We developed a series of eight new TV spots highlighting everything from research to life at Binghamton.

Additional highlights:

The sun rises and workers install some much-needed sod on the Dickinson Community Co-rec field. Watch this innovative time-lapse video.

Student engineers from Watson and SUNY Broome annually race and win with cars they build for Society of Automotive Engineers competitions all over the country.

U-Diversity | Binghamton University: Just what is a Bearcat, anyway? From Sudan to Ecuador and everywhere in between, students from around the world offer unique perspectives on what it means to be a Binghamton student. Listen as these students share their stories (and give their best growl).

The Binghamton University Scholars Program schemes a birthday surprise for President Stenger: Happy Birthday, President Stenger!

Watch Binghamton University President Harvey Stenger as he presents the 2016 State of the University Address Thursday, Sept. 8. Stenger said, “Binghamton University’s ability to collaborate will be vital to its future success.”

High-profile University/President Harvey Stenger activities

• President Harvey Stenger traveled to Albany Tuesday, Nov. 1, in his capacity as Southern Tier Regional Economic Development Council (STREDC) co-chair to deliver an update on the region’s economic strategy to the governor’s Strategic Implementation Assessment Team. Stenger, along with co-chair Tom Tranter and other members of the STREDC, provided updates on projects already under way, as well as new projects for which the REDC is requesting funding under the auspices of the REDC-CFA and URI programs.

• On Tuesday, Nov. 15, Stenger welcomed Gov. Andrew Cuomo and more than 100 guests to the Goodwill Theatre for a beam-signing to mark the significant progress in construction of the new School of Pharmacy and Pharmaceutical Sciences. The theater is located across the street from 96 Corliss Ave., where the pharmacy school is under construction. At that event, Cuomo also announced the official commitment of $21 million in Upstate Revitalization Initiative funds for the new nursing school project.

Binghamton University plans to rehabilitate the old Endicott-Johnson shoe box factory at 48 Corliss Ave. in Johnson City and move the Decker School of Nursing from the Vestal campus to this site.

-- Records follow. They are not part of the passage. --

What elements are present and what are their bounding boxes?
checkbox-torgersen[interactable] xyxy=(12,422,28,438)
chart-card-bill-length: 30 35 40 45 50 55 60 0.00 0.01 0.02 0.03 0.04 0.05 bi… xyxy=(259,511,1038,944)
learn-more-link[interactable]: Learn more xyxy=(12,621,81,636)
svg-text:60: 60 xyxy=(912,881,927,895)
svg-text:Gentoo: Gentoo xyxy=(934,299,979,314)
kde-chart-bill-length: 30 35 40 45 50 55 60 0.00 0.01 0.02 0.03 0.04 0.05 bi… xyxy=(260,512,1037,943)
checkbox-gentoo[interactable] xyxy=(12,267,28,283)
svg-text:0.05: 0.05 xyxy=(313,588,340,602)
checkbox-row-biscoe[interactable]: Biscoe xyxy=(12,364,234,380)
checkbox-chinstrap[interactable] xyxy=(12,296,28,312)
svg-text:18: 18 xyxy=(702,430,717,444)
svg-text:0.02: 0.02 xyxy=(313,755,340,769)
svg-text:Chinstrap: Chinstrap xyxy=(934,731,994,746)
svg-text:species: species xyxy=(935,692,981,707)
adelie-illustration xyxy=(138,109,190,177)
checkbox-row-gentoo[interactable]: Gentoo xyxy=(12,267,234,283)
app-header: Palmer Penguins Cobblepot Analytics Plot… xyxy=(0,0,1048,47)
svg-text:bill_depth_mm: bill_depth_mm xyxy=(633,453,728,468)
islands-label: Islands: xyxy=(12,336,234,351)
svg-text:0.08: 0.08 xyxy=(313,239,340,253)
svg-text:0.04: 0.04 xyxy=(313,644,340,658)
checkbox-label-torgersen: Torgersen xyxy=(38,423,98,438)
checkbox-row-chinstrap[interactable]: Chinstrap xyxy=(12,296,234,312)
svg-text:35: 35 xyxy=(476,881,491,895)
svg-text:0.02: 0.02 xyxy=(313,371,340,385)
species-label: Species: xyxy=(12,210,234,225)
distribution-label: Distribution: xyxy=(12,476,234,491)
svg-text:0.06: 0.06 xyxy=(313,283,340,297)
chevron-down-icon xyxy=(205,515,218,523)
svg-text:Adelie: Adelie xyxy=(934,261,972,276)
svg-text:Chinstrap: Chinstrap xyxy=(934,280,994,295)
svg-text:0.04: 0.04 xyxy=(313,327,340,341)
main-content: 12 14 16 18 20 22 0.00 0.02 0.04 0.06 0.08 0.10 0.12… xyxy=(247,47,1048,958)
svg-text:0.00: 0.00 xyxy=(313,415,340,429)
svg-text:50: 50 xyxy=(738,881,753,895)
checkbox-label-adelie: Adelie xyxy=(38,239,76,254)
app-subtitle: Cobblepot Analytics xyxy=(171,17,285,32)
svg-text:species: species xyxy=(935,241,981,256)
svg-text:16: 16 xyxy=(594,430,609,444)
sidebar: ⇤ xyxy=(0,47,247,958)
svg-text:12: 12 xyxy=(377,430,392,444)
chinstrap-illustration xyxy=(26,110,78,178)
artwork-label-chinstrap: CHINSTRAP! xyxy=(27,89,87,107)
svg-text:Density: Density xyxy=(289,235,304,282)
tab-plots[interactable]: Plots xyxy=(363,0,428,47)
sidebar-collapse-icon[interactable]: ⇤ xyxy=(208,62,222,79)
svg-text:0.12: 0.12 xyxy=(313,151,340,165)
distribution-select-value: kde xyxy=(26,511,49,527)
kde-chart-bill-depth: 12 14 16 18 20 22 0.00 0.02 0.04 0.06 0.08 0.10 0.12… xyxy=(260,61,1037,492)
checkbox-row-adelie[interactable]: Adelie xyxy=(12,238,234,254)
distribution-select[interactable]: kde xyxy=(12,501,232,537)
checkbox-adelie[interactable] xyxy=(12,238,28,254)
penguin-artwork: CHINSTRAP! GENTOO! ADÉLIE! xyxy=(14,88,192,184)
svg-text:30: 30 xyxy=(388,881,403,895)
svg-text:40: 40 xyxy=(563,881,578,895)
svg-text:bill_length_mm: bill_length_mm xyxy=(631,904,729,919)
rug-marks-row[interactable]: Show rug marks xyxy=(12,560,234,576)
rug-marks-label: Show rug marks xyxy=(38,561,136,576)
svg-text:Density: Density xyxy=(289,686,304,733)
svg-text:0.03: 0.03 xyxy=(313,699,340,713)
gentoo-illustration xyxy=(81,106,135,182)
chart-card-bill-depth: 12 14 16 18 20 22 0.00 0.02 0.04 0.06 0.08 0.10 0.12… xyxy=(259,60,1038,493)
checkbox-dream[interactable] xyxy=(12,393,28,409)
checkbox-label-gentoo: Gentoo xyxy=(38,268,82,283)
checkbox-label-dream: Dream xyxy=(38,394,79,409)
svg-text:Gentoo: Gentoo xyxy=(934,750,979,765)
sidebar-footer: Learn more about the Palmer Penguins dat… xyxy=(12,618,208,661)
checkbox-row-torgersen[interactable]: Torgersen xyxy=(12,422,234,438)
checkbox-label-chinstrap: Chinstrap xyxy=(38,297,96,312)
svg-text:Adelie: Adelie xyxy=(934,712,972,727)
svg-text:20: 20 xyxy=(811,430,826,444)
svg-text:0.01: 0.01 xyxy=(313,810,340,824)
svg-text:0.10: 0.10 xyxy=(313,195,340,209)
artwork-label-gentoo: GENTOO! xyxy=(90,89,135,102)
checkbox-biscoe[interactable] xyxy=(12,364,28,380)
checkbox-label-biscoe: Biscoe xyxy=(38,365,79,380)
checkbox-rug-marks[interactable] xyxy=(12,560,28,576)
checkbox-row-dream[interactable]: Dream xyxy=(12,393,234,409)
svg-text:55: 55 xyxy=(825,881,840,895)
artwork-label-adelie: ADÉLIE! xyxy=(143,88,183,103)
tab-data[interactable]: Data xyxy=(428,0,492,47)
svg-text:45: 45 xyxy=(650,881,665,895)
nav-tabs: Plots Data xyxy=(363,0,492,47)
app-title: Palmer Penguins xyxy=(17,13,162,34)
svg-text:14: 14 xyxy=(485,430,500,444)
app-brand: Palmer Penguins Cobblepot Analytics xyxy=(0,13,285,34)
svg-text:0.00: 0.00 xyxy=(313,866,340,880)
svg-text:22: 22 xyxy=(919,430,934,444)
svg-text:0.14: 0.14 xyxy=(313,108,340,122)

• Stenger presided over the final awards ceremony for Cuomo’s 76West competition. The ceremony took place in the Rotunda of the Innovative Technologies Complex Wednesday, Nov. 30. Two Binghamton University start-up companies were winners in the competition: ChromaNanoTec won $250,000 and Charge CCCV (C4V) won $500,000. A Horseheads company won the $1 million first-place prize.

• Stenger met with the Greater Binghamton Chamber’s Government Affairs Committee Friday, Dec. 16, for an open question-and-answer forum with committee members. He updated them on current events on campus, as well as the University’s expansion plans in Johnson City with the new pharmacy school and nursing school relocation.